Jost joined the show's writing staff in 2005 shortly after graduating from Harvard, where he served as president of the Harvard Lampoon, a popular breeding ground for Hollywood comedy writers. He was just 22 at the time.
He quickly rose through the ranks, becoming writing supervisor in 2009 and head writer in 2012. His frequent writing partner, SNL veteran Rob Klein, remains a head writer, along with Bryan Tucker.
Jost joined the "Weekend Update" desk in 2013 at the request of Michaels, replacing the departing Seth Meyers, a previous head writer. Jost premiered in the segment on March 1, 2014, paired with Cecily Strong, who had co-anchored with Meyers since Sept. 28, 2013.
On Sept. 11, 2014, NBC announced that Strong would step down from "Weekend Update" to focus entirely on sketches, and that she would be replaced by Che, a staff writer at the time. The general consensus was that Jost and Strong lacked chemistry, though Strong's removal was roundly criticized as being motivated by sexism.
"I don't see this as me leaving Update, just as me being on Update in a looser, goofier way that is a lot more fun for me and in a way I think I'm better at," Strong wrote in an Instagram at the time.
After a bumpy start marked by fumbled line-readings and stiff deliveries, Jost and Che have managed to settle into a rhythm in the show's 41st season. Still, criticism persists that "Update," one of SNL's most popular offshoots, is floundering.
Much of the blame falls on Jost. His "robotic smirk [bugs] the hell out of critics," writes the Daily Beast. "Can Colin Jost and Michael Che be saved on 'Weekend Update?'" The Atlantic asks. THR's own critic bemoaned the segment's "lame jokes."

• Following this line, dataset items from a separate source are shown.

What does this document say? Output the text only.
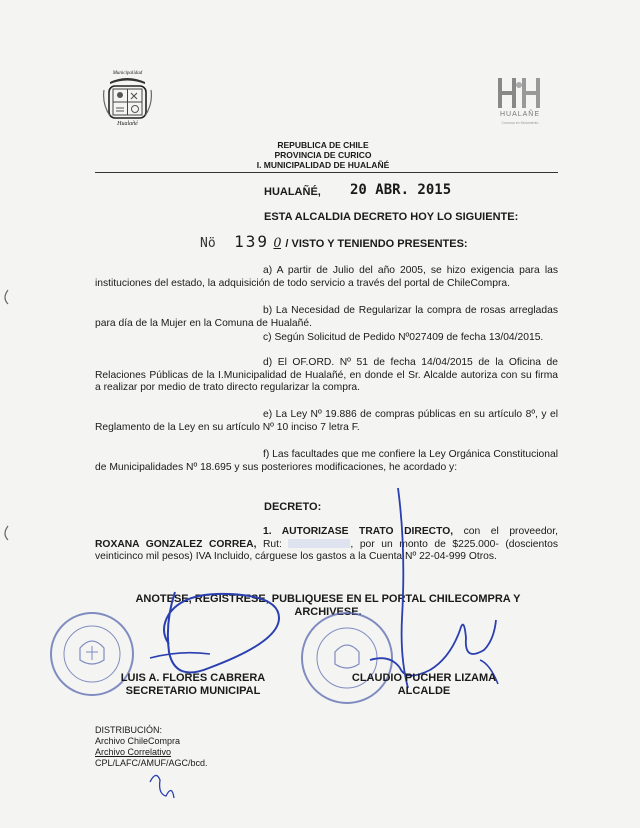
Municipalidad
Hualañé
HUALAÑE
Comuna en Movimiento
REPUBLICA DE CHILE
PROVINCIA DE CURICO
I. MUNICIPALIDAD DE HUALAÑÉ
HUALAÑÉ, 20 ABR. 2015
ESTA ALCALDIA DECRETO HOY LO SIGUIENTE:
Nö 139 0 / VISTO Y TENIENDO PRESENTES:
a) A partir de Julio del año 2005, se hizo exigencia para las instituciones del estado, la adquisición de todo servicio a través del portal de ChileCompra.
b) La Necesidad de Regularizar la compra de rosas arregladas para día de la Mujer en la Comuna de Hualañé.
c) Según Solicitud de Pedido Nº027409 de fecha 13/04/2015.
d) El OF.ORD. Nº 51 de fecha 14/04/2015 de la Oficina de Relaciones Públicas de la I.Municipalidad de Hualañé, en donde el Sr. Alcalde autoriza con su firma a realizar por medio de trato directo regularizar la compra.
e) La Ley Nº 19.886 de compras públicas en su artículo 8º, y el Reglamento de la Ley en su artículo Nº 10 inciso 7 letra F.
f) Las facultades que me confiere la Ley Orgánica Constitucional de Municipalidades Nº 18.695 y sus posteriores modificaciones, he acordado y:
DECRETO:
1. AUTORIZASE TRATO DIRECTO, con el proveedor, ROXANA GONZALEZ CORREA, Rut:	, por un monto de $225.000- (doscientos veinticinco mil pesos) IVA Incluido, cárguese los gastos a la Cuenta Nº 22-04-999 Otros.
ANOTESE, REGISTRESE, PUBLIQUESE EN EL PORTAL CHILECOMPRA Y ARCHIVESE.
LUIS A. FLORES CABRERA
SECRETARIO MUNICIPAL
CLAUDIO PUCHER LIZAMA
ALCALDE
DISTRIBUCIÓN:
Archivo ChileCompra
Archivo Correlativo
CPL/LAFC/AMUF/AGC/bcd.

While "Weekend Update" boasts its own staff of dedicated writers to pen zingers riffing on the week's headlines, the show isn't beyond casting a wider net. Select comedians are invited at the beginning of each new season to join a "Weekend Update" email list – blind copied so no one knows exactly who is on it – and submit their own jokes.
If one makes it to air, the writer is paid $100.